Now that we have converted a string to a byte type, lets go ahead and convert it back into a string type. This can be done as follows

In [36]:
encoded.decode("utf-8")

'Hello world 😉'

When we specify the wrong encoding, we will get an error. Since the type we specified can not make sense of the data.

In [37]:
print(encoded.decode("ascii"))

UnicodeDecodeError: 'ascii' codec can't decode byte 0xf0 in position 12: ordinal not in range(128)

ASCII can decode all English letters and word even if they are encoded in another encoding type.

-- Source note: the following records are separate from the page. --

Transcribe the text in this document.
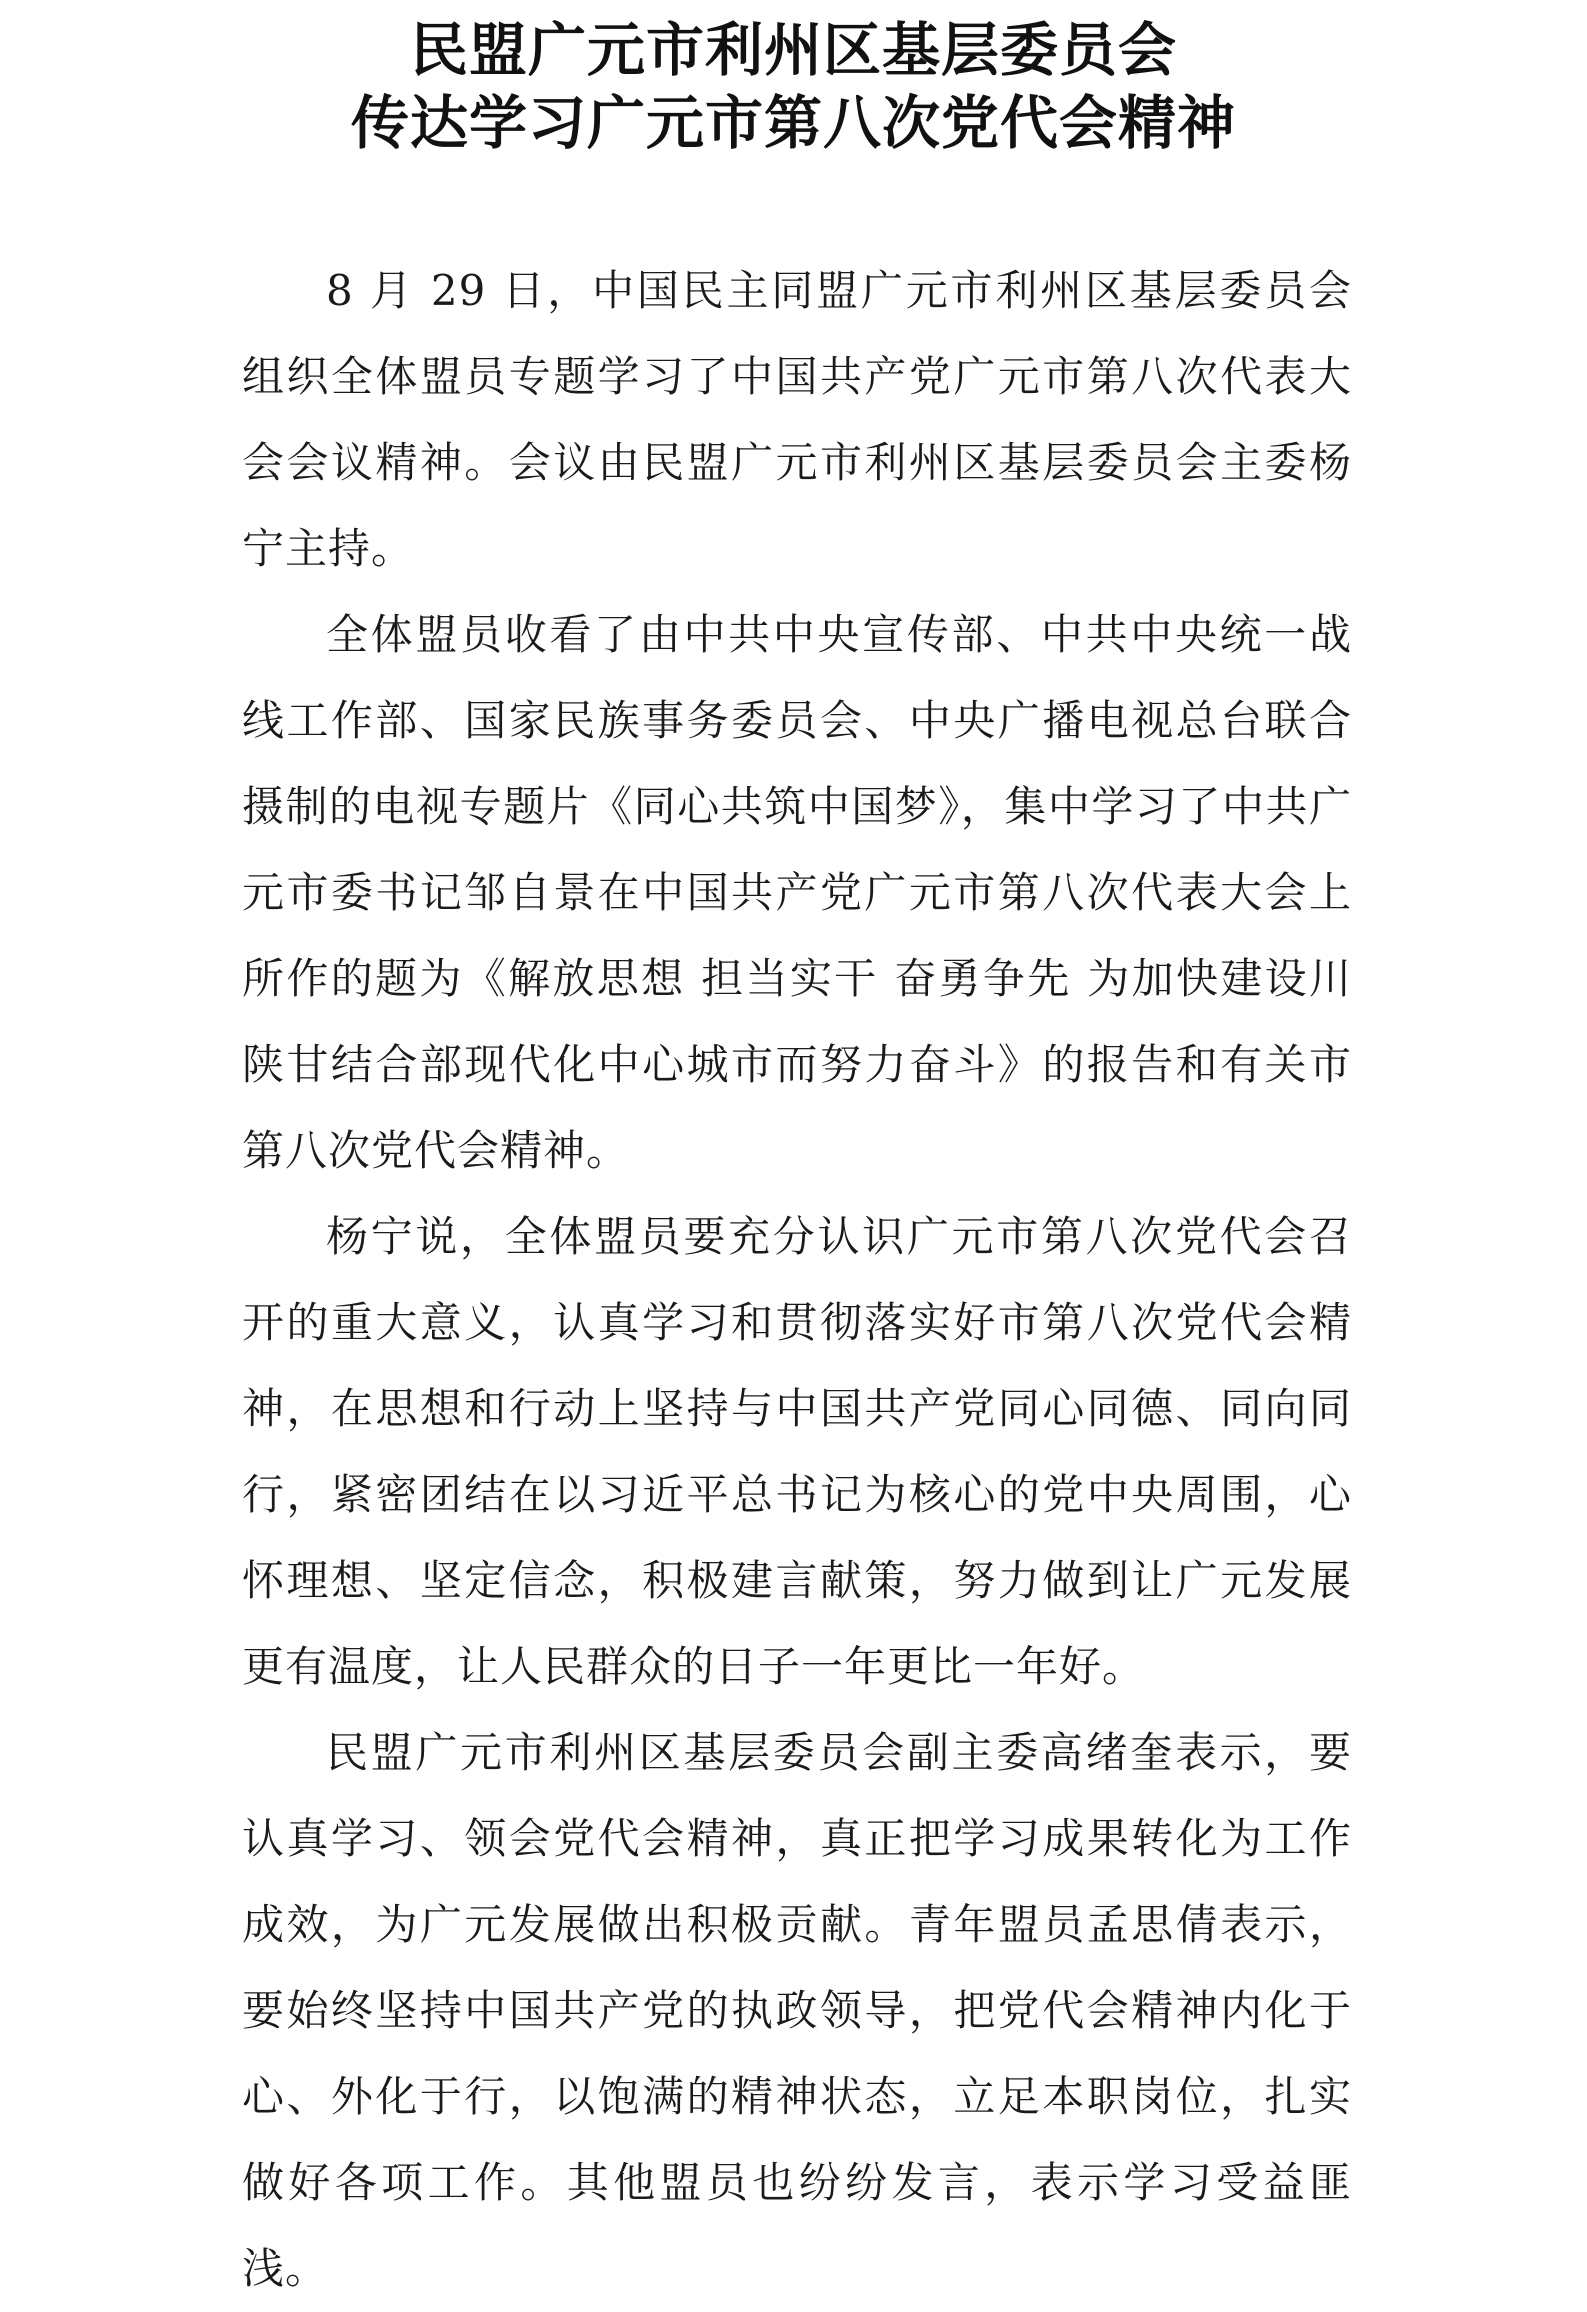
民盟广元市利州区基层委员会
传达学习广元市第八次党代会精神

8 月 29 日，中国民主同盟广元市利州区基层委员会组织全体盟员专题学习了中国共产党广元市第八次代表大会会议精神。会议由民盟广元市利州区基层委员会主委杨宁主持。

全体盟员收看了由中共中央宣传部、中共中央统一战线工作部、国家民族事务委员会、中央广播电视总台联合摄制的电视专题片《同心共筑中国梦》，集中学习了中共广元市委书记邹自景在中国共产党广元市第八次代表大会上所作的题为《解放思想 担当实干 奋勇争先 为加快建设川陕甘结合部现代化中心城市而努力奋斗》的报告和有关市第八次党代会精神。

杨宁说，全体盟员要充分认识广元市第八次党代会召开的重大意义，认真学习和贯彻落实好市第八次党代会精神，在思想和行动上坚持与中国共产党同心同德、同向同行，紧密团结在以习近平总书记为核心的党中央周围，心怀理想、坚定信念，积极建言献策，努力做到让广元发展更有温度，让人民群众的日子一年更比一年好。

民盟广元市利州区基层委员会副主委高绪奎表示，要认真学习、领会党代会精神，真正把学习成果转化为工作成效，为广元发展做出积极贡献。青年盟员孟思倩表示，要始终坚持中国共产党的执政领导，把党代会精神内化于心、外化于行，以饱满的精神状态，立足本职岗位，扎实做好各项工作。其他盟员也纷纷发言，表示学习受益匪浅。
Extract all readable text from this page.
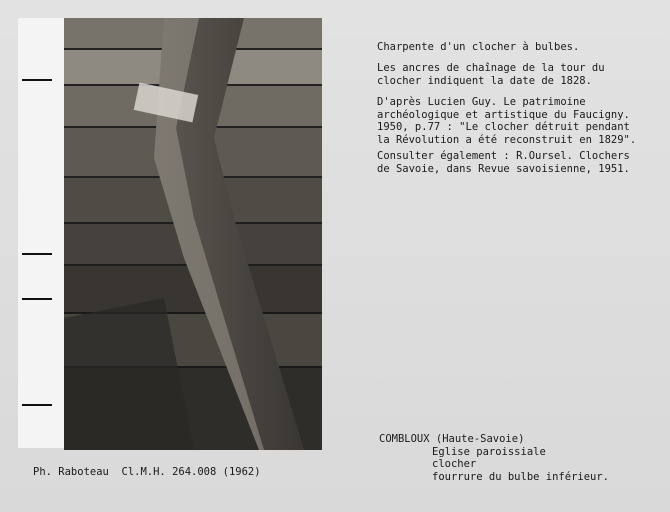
Charpente d'un clocher à bulbes.
Les ancres de chaînage de la tour du
clocher indiquent la date de 1828.
D'après Lucien Guy. Le patrimoine
archéologique et artistique du Faucigny.
1950, p.77 : "Le clocher détruit pendant
la Révolution a été reconstruit en 1829".
Consulter également : R.Oursel. Clochers
de Savoie, dans Revue savoisienne, 1951.
COMBLOUX (Haute-Savoie)

Eglise paroissiale
clocher
fourrure du bulbe inférieur.
Ph. Raboteau  Cl.M.H. 264.008 (1962)
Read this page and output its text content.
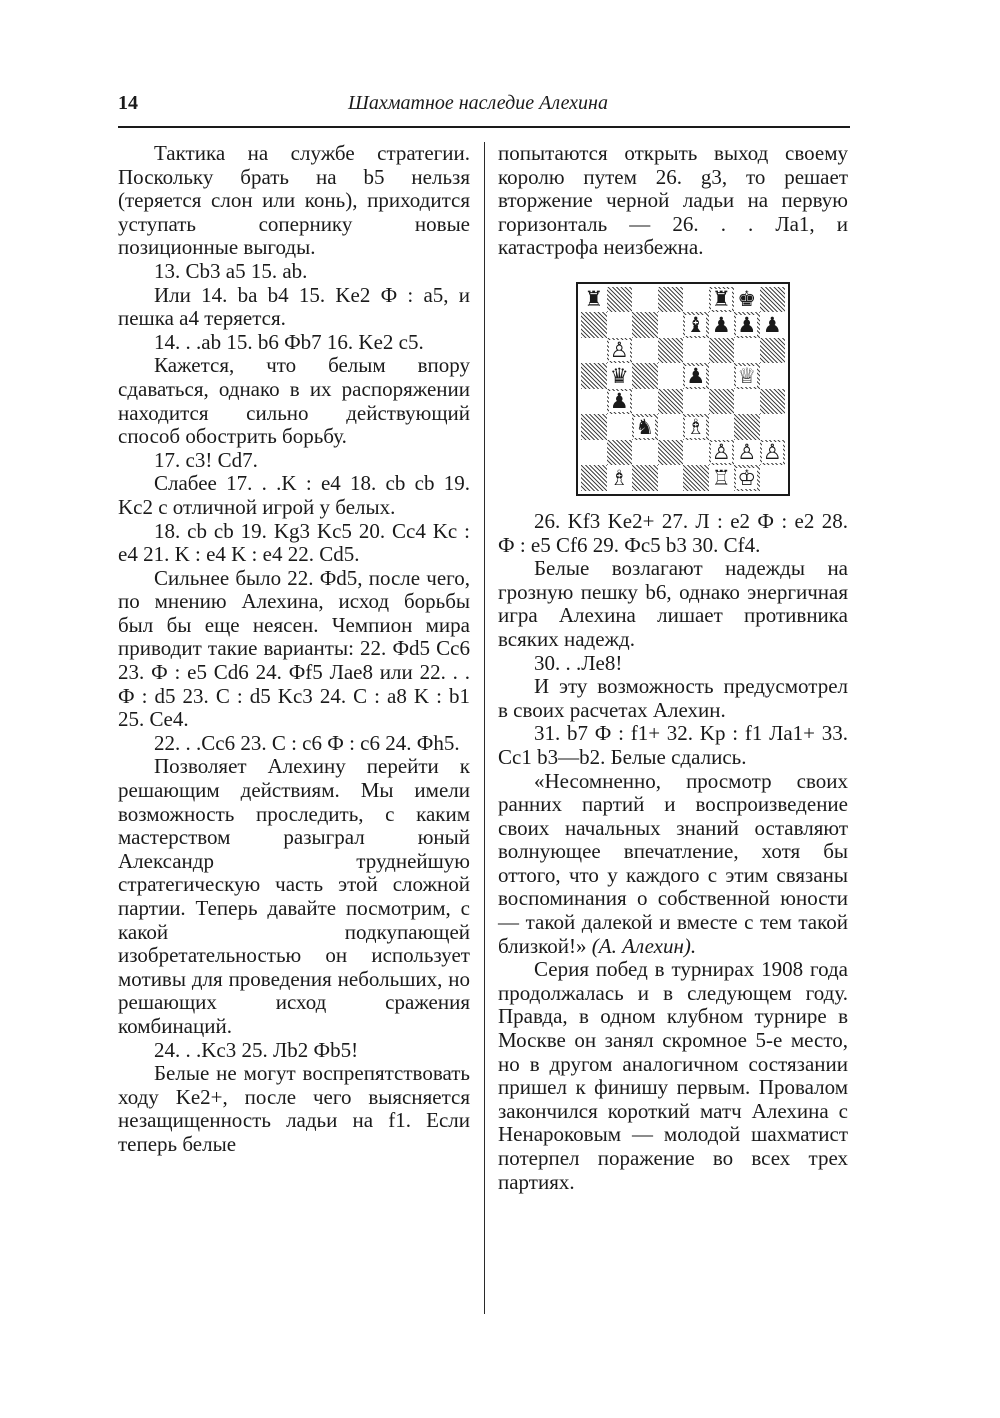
14	Шахматное наследие Алехина

Тактика на службе стратегии. Поскольку брать на b5 нельзя (теряется слон или конь), приходится уступать сопернику новые позиционные выгоды.

13. Cb3 a5 15. ab.

Или 14. ba b4 15. Ke2 Ф : a5, и пешка a4 теряется.

14. . .ab 15. b6 Фb7 16. Ke2 c5.

Кажется, что белым впору сдаваться, однако в их распоряжении находится сильно действующий способ обострить борьбу.

17. c3! Cd7.

Слабее 17. . .K : e4 18. cb cb 19. Kc2 с отличной игрой у белых.

18. cb cb 19. Kg3 Kc5 20. Cc4 Kc : e4 21. K : e4 K : e4 22. Cd5.

Сильнее было 22. Фd5, после чего, по мнению Алехина, исход борьбы был бы еще неясен. Чемпион мира приводит такие варианты: 22. Фd5 Cc6 23. Ф : e5 Cd6 24. Фf5 Лae8 или 22. . . Ф : d5 23. C : d5 Kc3 24. C : a8 K : b1 25. Ce4.

22. . .Cc6 23. C : c6 Ф : c6 24. Фh5.

Позволяет Алехину перейти к решающим действиям. Мы имели возможность проследить, с каким мастерством разыграл юный Александр труднейшую стратегическую часть этой сложной партии. Теперь давайте посмотрим, с какой подкупающей изобретательностью он использует мотивы для проведения небольших, но решающих исход сражения комбинаций.

24. . .Kc3 25. Лb2 Фb5!

Белые не могут воспрепятствовать ходу Ke2+, после чего выясняется незащищенность ладьи на f1. Если теперь белые

попытаются открыть выход своему королю путем 26. g3, то решает вторжение черной ладьи на первую горизонталь — 26. . . Лa1, и катастрофа неизбежна.

♜	♜ ♚
♝ ♟ ♟ ♟
♙
♛	♟ ♕
♟
♞ ♗
♙ ♙ ♙
♗	♖ ♔

26. Kf3 Ke2+ 27. Л : e2 Ф : e2 28. Ф : e5 Cf6 29. Фc5 b3 30. Cf4.

Белые возлагают надежды на грозную пешку b6, однако энергичная игра Алехина лишает противника всяких надежд.

30. . .Лe8!

И эту возможность предусмотрел в своих расчетах Алехин.

31. b7 Ф : f1+ 32. Kp : f1 Лa1+ 33. Cc1 b3—b2. Белые сдались.

«Несомненно, просмотр своих ранних партий и воспроизведение своих начальных знаний оставляют волнующее впечатление, хотя бы оттого, что у каждого с этим связаны воспоминания о собственной юности — такой далекой и вместе с тем такой близкой!» (А. Алехин).

Серия побед в турнирах 1908 года продолжалась и в следующем году. Правда, в одном клубном турнире в Москве он занял скромное 5-е место, но в другом аналогичном состязании пришел к финишу первым. Провалом закончился короткий матч Алехина с Ненароковым — молодой шахматист потерпел поражение во всех трех партиях.
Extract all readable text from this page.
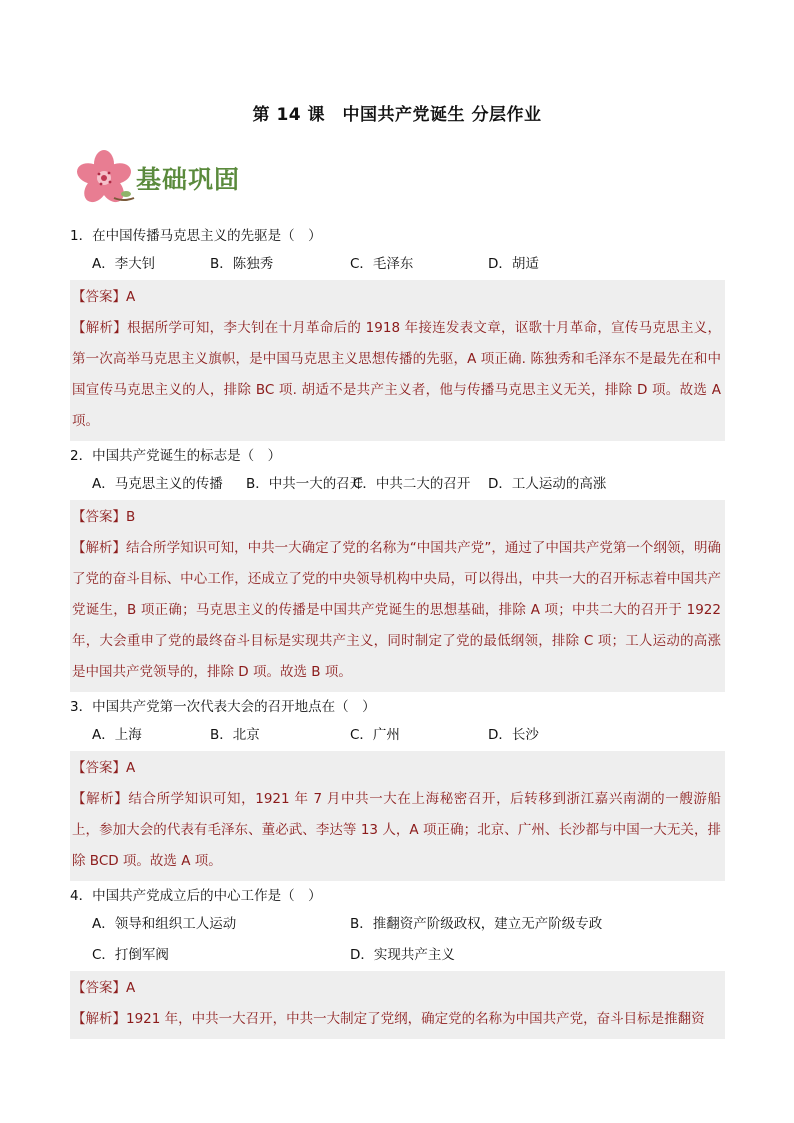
第 14 课　中国共产党诞生 分层作业
基础巩固
1．在中国传播马克思主义的先驱是（　）
A．李大钊	B．陈独秀	C．毛泽东	D．胡适

【答案】A

【解析】根据所学可知，李大钊在十月革命后的 1918 年接连发表文章，讴歌十月革命，宣传马克思主义，第一次高举马克思主义旗帜，是中国马克思主义思想传播的先驱，A 项正确. 陈独秀和毛泽东不是最先在和中国宣传马克思主义的人，排除 BC 项. 胡适不是共产主义者，他与传播马克思主义无关，排除 D 项。故选 A 项。

2．中国共产党诞生的标志是（　）
A．马克思主义的传播 B．中共一大的召开
C．中共二大的召开 D．工人运动的高涨

【答案】B

【解析】结合所学知识可知，中共一大确定了党的名称为“中国共产党”，通过了中国共产党第一个纲领，明确了党的奋斗目标、中心工作，还成立了党的中央领导机构中央局，可以得出，中共一大的召开标志着中国共产党诞生，B 项正确；马克思主义的传播是中国共产党诞生的思想基础，排除 A 项；中共二大的召开于 1922 年，大会重申了党的最终奋斗目标是实现共产主义，同时制定了党的最低纲领，排除 C 项；工人运动的高涨是中国共产党领导的，排除 D 项。故选 B 项。

3．中国共产党第一次代表大会的召开地点在（　）
A．上海	B．北京	C．广州	D．长沙

【答案】A

【解析】结合所学知识可知，1921 年 7 月中共一大在上海秘密召开，后转移到浙江嘉兴南湖的一艘游船上，参加大会的代表有毛泽东、董必武、李达等 13 人，A 项正确；北京、广州、长沙都与中国一大无关，排除 BCD 项。故选 A 项。

4．中国共产党成立后的中心工作是（　）
A．领导和组织工人运动	B．推翻资产阶级政权，建立无产阶级专政
C．打倒军阀	D．实现共产主义

【答案】A

【解析】1921 年，中共一大召开，中共一大制定了党纲，确定党的名称为中国共产党，奋斗目标是推翻资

Sometimes we might not know the right encoding type used to encode the data. For this we can use chardet to do that for us automatically. 100% accuracy is not guaranteed.

In [41]:
with open('datasets/housing.csv', 'rb') as rawdata:
    result = chardet.detect(rawdata.read(10000))

In [42]:
print(result)

{'encoding': 'ascii', 'confidence': 1.0, 'language': ''}


This shows that chardet is 100% confident the answer is 100%

In [44]:
df = pd.read_csv("datasets/housing.csv", encoding = "ascii")

In [45]:
df

Unnamed: 0,longitude,latitude,housing_median_age,total_rooms,total_bedrooms,population,households,median_income,median_house_value,ocean_proximity
0,-122.23,37.88,41.0,880.0,129.0,322.0,126.0,8.3252,452600.0,NEAR BAY
1,-122.22,37.86,21.0,7099.0,1106.0,2401.0,1138.0,8.3014,358500.0,NEAR BAY
2,-122.24,37.85,52.0,1467.0,190.0,496.0,177.0,7.2574,352100.0,NEAR BAY
3,-122.25,37.85,52.0,1274.0,235.0,558.0,219.0,5.6431,341300.0,NEAR BAY
4,-122.25,37.85,52.0,1627.0,280.0,565.0,259.0,3.8462,342200.0,NEAR BAY
...,...,...,...,...,...,...,...,...,...,...
20635,-121.09,39.48,25.0,1665.0,374.0,845.0,330.0,1.5603,78100.0,INLAND
20636,-121.21,39.49,18.0,697.0,150.0,356.0,114.0,2.5568,77100.0,INLAND
20637,-121.22,39.43,17.0,2254.0,485.0,1007.0,433.0,1.7000,92300.0,INLAND
20638,-121.32,39.43,18.0,1860.0,409.0,741.0,349.0,1.8672,84700.0,INLAND


Sometimes the encoding is not right you need to try till u get the right one. Once you get the file opened, its best you save it to a CSV file. You can do this by using the pd.to_csv() this method uses UTF-8 by default since its the standards in Python.